Le centre – lié à des projets internationaux similaires, tels que Casa Kuà, un centre de santé et communautaire basé à Berlin – est géré par une demi-douzaine de bénévoles. “Nous travaillons principalement avec des groupes déjà organisés, venant d’autres pays. Et maintenant, notre défi est de renforcer le lien avec les groupes territoriaux LGTBIQ+.” Récemment, ils ont accueilli un groupe d’écrivains racisés du collectif, mais malgré ce degré de spécialisation leur projet est très ouvert : « Nous nous concentrons sur des réalités concrètes, mais pas exclusivement. Nous nous adressons à des groupes, mais qui veut nous connaître, vous pouvez contactez-nous via le Web et nous prendrons soin de vous sans aucun problème.”

Maria Rosa Pons : “L’anonymat de la grande ville m’a donné la sécurité”

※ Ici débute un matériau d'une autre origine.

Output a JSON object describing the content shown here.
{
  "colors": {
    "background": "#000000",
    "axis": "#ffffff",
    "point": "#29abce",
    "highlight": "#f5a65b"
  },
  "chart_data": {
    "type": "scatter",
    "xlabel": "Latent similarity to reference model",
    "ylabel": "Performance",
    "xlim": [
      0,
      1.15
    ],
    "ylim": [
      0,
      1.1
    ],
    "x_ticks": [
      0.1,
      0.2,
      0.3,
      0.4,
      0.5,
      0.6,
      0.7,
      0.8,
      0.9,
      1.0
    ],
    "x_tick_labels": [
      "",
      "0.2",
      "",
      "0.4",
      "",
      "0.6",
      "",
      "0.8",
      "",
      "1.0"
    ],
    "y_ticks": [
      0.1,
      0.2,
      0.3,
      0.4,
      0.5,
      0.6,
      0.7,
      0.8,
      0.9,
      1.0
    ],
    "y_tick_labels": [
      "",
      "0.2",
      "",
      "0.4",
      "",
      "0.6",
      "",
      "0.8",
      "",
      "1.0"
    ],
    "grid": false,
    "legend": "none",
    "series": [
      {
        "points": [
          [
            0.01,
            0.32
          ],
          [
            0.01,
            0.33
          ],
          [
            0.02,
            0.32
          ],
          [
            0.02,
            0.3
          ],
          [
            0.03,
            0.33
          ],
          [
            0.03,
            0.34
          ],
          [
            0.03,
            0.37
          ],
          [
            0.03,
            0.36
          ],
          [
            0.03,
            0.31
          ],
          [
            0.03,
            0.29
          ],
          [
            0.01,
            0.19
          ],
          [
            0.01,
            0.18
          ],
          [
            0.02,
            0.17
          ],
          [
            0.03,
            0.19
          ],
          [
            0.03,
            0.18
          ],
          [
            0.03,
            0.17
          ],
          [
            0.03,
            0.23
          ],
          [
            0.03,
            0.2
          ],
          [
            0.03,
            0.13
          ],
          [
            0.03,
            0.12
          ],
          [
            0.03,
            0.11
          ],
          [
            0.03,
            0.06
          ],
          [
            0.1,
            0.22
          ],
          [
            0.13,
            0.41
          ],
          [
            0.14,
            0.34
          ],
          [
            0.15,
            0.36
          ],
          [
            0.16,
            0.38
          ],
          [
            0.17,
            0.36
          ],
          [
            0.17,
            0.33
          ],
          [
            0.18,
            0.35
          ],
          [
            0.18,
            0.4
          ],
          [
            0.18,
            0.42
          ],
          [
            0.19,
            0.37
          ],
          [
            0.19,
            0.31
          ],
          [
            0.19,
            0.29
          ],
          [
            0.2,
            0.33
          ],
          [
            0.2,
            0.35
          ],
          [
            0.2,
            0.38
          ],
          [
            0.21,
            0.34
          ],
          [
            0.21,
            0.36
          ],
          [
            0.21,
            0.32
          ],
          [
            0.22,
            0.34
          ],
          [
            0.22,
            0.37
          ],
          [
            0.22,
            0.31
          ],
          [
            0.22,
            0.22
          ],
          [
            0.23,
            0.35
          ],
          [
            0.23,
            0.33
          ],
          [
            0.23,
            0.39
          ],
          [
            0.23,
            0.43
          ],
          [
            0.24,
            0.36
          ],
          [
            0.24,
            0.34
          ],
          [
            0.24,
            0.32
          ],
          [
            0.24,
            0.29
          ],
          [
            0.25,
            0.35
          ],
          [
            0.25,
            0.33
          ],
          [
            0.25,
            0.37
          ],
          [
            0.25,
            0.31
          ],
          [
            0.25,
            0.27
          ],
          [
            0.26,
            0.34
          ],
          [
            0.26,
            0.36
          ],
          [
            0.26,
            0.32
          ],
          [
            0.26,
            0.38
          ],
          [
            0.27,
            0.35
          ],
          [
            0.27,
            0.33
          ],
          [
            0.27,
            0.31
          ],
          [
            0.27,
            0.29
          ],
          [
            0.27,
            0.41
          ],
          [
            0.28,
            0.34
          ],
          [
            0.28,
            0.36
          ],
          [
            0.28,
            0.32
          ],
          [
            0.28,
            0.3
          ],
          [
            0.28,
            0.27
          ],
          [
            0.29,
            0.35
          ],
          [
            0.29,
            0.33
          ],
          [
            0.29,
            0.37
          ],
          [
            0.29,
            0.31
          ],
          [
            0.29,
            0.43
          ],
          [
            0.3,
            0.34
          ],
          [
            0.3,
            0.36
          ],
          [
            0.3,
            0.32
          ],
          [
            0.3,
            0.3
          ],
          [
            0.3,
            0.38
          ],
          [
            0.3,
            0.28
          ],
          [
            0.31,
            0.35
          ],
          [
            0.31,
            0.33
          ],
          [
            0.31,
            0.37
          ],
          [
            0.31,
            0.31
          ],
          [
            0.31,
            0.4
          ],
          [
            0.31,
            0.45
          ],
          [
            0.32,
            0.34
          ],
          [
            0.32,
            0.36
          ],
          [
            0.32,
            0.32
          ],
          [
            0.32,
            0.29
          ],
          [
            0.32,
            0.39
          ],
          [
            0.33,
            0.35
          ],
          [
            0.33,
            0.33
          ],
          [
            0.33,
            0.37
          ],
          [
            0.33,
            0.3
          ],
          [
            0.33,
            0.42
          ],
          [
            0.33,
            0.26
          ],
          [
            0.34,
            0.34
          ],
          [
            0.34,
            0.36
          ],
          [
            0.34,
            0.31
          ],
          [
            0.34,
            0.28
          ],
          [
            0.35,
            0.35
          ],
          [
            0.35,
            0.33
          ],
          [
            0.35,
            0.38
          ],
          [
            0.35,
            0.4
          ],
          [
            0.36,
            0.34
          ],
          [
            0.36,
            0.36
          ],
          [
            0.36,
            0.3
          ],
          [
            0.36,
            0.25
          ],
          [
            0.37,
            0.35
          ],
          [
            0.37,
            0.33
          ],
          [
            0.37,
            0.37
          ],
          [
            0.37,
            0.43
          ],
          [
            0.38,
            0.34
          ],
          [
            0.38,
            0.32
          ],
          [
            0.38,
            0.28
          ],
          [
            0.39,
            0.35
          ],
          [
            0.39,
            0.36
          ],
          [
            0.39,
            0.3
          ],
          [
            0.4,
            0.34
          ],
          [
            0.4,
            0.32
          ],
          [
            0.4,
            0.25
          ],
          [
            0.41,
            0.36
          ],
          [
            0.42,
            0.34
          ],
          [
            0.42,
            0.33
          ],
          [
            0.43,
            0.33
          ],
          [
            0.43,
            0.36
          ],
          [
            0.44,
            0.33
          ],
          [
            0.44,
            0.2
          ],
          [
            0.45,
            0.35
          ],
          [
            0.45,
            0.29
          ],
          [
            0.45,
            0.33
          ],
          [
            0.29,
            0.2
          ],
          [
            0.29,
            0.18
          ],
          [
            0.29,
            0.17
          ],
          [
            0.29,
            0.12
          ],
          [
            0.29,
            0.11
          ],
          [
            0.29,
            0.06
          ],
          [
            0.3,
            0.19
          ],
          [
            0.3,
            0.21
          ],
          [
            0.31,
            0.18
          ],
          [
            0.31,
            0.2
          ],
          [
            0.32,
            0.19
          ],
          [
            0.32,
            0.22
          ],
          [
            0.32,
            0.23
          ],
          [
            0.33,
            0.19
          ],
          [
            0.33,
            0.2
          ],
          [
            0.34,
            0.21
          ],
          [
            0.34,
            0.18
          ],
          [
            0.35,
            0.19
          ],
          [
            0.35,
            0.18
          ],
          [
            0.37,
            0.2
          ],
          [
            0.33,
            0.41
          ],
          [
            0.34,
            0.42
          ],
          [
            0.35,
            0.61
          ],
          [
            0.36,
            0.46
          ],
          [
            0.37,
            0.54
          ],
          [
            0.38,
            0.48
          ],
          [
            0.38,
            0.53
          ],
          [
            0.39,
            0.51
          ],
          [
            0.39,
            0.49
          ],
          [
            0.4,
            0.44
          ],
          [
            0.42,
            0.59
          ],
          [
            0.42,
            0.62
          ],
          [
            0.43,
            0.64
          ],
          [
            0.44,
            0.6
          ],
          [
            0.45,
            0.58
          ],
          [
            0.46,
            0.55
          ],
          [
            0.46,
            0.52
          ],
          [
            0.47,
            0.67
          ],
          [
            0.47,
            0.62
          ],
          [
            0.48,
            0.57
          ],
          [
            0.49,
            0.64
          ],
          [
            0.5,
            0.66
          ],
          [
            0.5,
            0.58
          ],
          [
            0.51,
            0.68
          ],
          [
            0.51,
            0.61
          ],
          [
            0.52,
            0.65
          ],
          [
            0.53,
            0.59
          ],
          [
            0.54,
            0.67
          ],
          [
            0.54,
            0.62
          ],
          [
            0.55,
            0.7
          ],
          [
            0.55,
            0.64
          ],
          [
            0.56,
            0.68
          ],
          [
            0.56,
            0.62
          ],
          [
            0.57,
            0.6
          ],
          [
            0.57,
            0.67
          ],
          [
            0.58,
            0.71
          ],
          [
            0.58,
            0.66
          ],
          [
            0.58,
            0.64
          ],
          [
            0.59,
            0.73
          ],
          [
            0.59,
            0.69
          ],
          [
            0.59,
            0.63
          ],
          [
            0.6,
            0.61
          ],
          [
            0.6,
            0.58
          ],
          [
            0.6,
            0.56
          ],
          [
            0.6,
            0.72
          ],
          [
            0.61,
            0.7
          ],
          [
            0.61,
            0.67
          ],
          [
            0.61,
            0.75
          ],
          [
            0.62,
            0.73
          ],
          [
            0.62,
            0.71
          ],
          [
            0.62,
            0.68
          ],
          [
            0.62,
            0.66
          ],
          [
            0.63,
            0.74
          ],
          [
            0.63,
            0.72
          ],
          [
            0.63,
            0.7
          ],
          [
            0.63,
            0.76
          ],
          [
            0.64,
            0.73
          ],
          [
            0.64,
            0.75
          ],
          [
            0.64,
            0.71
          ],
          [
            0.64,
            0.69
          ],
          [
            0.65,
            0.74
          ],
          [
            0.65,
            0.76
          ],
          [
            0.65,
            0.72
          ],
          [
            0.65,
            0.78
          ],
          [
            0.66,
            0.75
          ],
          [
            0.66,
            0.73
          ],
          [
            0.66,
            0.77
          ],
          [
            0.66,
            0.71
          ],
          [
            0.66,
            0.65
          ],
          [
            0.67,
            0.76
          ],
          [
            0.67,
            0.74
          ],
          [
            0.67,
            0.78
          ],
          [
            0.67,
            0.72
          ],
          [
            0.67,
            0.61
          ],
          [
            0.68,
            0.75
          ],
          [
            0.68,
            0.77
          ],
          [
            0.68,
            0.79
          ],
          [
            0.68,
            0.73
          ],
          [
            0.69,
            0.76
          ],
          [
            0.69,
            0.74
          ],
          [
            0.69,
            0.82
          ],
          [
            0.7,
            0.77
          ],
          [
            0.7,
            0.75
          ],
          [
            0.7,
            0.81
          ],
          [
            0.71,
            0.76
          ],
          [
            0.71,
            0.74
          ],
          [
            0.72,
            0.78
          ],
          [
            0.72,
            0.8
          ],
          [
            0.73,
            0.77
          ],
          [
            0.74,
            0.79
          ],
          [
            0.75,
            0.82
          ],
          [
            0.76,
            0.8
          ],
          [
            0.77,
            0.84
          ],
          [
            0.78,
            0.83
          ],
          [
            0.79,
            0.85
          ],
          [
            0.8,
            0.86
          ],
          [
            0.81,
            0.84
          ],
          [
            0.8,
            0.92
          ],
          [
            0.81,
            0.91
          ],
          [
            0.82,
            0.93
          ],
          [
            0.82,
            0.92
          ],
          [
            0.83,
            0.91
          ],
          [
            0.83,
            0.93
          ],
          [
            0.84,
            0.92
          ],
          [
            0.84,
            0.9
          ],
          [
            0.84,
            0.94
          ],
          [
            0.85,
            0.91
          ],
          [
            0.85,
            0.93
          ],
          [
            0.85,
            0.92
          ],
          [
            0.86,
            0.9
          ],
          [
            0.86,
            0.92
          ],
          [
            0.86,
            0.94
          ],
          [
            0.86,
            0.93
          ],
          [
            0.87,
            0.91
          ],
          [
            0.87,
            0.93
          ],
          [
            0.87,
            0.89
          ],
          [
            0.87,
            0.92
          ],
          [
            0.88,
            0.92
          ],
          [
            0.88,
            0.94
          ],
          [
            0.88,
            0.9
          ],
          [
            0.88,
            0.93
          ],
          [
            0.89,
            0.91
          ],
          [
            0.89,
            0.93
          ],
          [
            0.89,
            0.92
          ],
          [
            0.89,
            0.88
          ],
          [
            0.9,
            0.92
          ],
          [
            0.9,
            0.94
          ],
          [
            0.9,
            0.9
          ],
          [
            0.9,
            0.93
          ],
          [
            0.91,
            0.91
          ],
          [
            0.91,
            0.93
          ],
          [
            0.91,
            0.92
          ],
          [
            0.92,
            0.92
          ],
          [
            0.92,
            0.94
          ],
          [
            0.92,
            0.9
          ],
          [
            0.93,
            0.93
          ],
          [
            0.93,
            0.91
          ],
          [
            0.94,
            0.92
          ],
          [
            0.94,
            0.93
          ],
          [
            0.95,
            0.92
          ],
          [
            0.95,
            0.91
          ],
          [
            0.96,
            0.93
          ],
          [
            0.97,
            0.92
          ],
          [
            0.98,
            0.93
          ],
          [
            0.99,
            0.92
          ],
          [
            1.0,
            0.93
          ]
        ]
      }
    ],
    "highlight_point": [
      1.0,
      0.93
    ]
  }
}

Le rihihiu est le nom du cri strident, aigu et prolongé que la paysannerie de la plaine du Montsià utilisait autrefois pour communiquer entre les exploitations oléicoles. Il y a deux ans, le symbolisme de cette pratique a également donné son nom à la première édition d’un concours participatif d’arts vivants – qui comprend du théâtre, de la danse, du cirque, de la musique, des livres, des débats et des actions communautaires – dans la ville de Santa Bárbara, avec le désir de réfléchir sur le patrimoine local et la culture rurale dans une perspective de genre, féministe et LGTBIQ+. Un look innovant et jusqu’ici peu exploré qui fait sensation dans le collectif. Car s’il est vrai qu’aujourd’hui le contraste entre ruralité et monde urbain s’est estompé et que la délimitation entre les deux réalités n’est pas tout à fait précise, les référents de ce territoire en régions sont encore peu nombreux.

Maria Rosa Pons

“À l’âge de dix-neuf ans, je suis allé à Barcelone pour étudier à l’Escola Superior de Música de Catalunya. Je n’y ai pas pensé comme un exil, car mon objectif était de me former professionnellement et parce qu’à Tortosa, je m’étais déjà ouvert à parler de mon homosexualité avec ma famille et mes amis. Mais je reconnais que l’anonymat de la grande ville m’a donné la sécurité d’explorer et de réaffirmer mon identité », explique Maria Rosa Pons, musicienne et enseignante. Son cas n’est pas unique. Depuis des années, Barcelone est devenue un pôle d’attraction pour les personnes du groupe LGTBIQ+ des zones rurales de Catalogne, qui ont pu s’épanouir et se montrer plus librement. “Les imaginaires collectifs autour des réalités de la ville et de la ville ont changé en très peu d’années. Quand je reviens à l’Èbre, je me sens à l’aise, mais même lorsque l’environnement rural m’est favorable, je dois lutter contre certaines insécurités intériorisées, peut-être dues au manque de références homosexuelles en dehors des grandes agglomérations », explique-t-il. Au début de cette semaine, Pons – connu sous le nom de scène du disc-jockey PD Onea – a fourni la bande originale de l’événement institutionnel de la Journée internationale de la fierté dans les Terres de l’Ebre, organisé par le département de l’égalité et des féminismes à Roquetes . Un événement au cours duquel le Gouvernement a mis l’accent sur la transformation et la capillarité territoriale du Réseau de services de soins complets LGTBIQ+, qui ces dernières années a multiplié par six les ressources.